Kupując prezerwatywy w kiosku w sąsiedniej dzielnicy Renia wstydziła się chyba z dziesięć razy bardziej niż zdejmując majtki przed gościem, który miał je używać.
Na powitanie poczęstował ją kieliszkiem wódki, co spowodowało, że nie była już tak spięta jak w momencie gdy trzymając palec na guziku dzwonka zastanawiała się czy nie wiać stąd czym prędzej. Drugi kieliszek zupełnie przełamał między nimi lody i zupełnie jej nie przeszkadzało, że był z piętnaście lat od niej starszy i rozpakował cycuszki, a po trzecim sama z siebie rozpięła mu rozporek i zaczęła ssać kutasa. A było co ssać. Takiej pały jeszcze w naturze nie widziała.
Czwarty kieliszek wypiła już po tym jak ją zerżnął. Pierwszy raz w życiu ktoś jej tak dogodził, przez kilka minut nie mogła dojść do siebie.

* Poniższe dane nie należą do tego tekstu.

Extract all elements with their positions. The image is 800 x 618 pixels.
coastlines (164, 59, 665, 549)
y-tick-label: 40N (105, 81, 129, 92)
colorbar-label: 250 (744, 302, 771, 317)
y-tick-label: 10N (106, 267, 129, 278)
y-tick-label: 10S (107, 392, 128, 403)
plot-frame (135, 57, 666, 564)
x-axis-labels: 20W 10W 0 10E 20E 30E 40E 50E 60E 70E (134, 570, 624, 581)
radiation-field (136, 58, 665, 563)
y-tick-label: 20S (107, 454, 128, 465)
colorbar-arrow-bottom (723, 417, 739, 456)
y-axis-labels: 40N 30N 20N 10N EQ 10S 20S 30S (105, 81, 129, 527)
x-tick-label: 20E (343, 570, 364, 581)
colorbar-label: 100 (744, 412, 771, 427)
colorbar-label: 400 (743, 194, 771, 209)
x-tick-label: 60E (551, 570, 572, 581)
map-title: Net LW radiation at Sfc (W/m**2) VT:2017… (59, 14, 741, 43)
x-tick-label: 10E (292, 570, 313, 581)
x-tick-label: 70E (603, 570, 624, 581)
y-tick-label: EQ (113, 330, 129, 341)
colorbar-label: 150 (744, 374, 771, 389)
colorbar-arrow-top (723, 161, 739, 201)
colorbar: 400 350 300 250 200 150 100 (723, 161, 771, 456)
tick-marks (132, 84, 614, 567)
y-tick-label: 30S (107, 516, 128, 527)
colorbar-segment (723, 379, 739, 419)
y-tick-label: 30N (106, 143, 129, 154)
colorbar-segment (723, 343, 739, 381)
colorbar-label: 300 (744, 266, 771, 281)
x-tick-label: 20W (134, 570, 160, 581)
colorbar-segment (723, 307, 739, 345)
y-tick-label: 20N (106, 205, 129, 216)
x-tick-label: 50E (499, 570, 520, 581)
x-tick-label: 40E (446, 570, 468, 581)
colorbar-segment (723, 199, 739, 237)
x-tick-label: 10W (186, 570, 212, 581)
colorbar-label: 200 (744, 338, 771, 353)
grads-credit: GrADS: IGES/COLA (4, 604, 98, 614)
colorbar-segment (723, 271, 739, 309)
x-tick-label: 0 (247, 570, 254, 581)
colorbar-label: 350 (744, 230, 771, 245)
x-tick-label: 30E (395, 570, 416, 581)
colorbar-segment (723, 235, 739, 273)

A potem zaczęli się schodzić koledzy pana domu. Za jego namową nago chodziła otwierać im drzwi, chyba że ktoś się nią akurat w tym czasie zajmował. Coraz bardziej wstawiona tańczyła nago, co jakiś czas udając się z którymś z biesiadników do sąsiedniego pokoiku w wiadomym celu.
Podobała jej się ta imprezka zwłaszcza, że to jej osoba stanowiła centrum zainteresowania. Martwiła się, że kupiła tylko sześć gumek, co prawda niektórzy mieli swoje, ale ostatni byli już tak podpici, że brali ją na żywca nie zważając na to co w niej pozostało po poprzednikach. Kilku z nich, nie zważając na jej protesty, próbowało spuścić się jej do buzi, a jednemu nawet się to udało, bo ciężko się jej było mu przeciwstawić ze względu na fakt, że w tym czasie inny już ją zaczął posuwać.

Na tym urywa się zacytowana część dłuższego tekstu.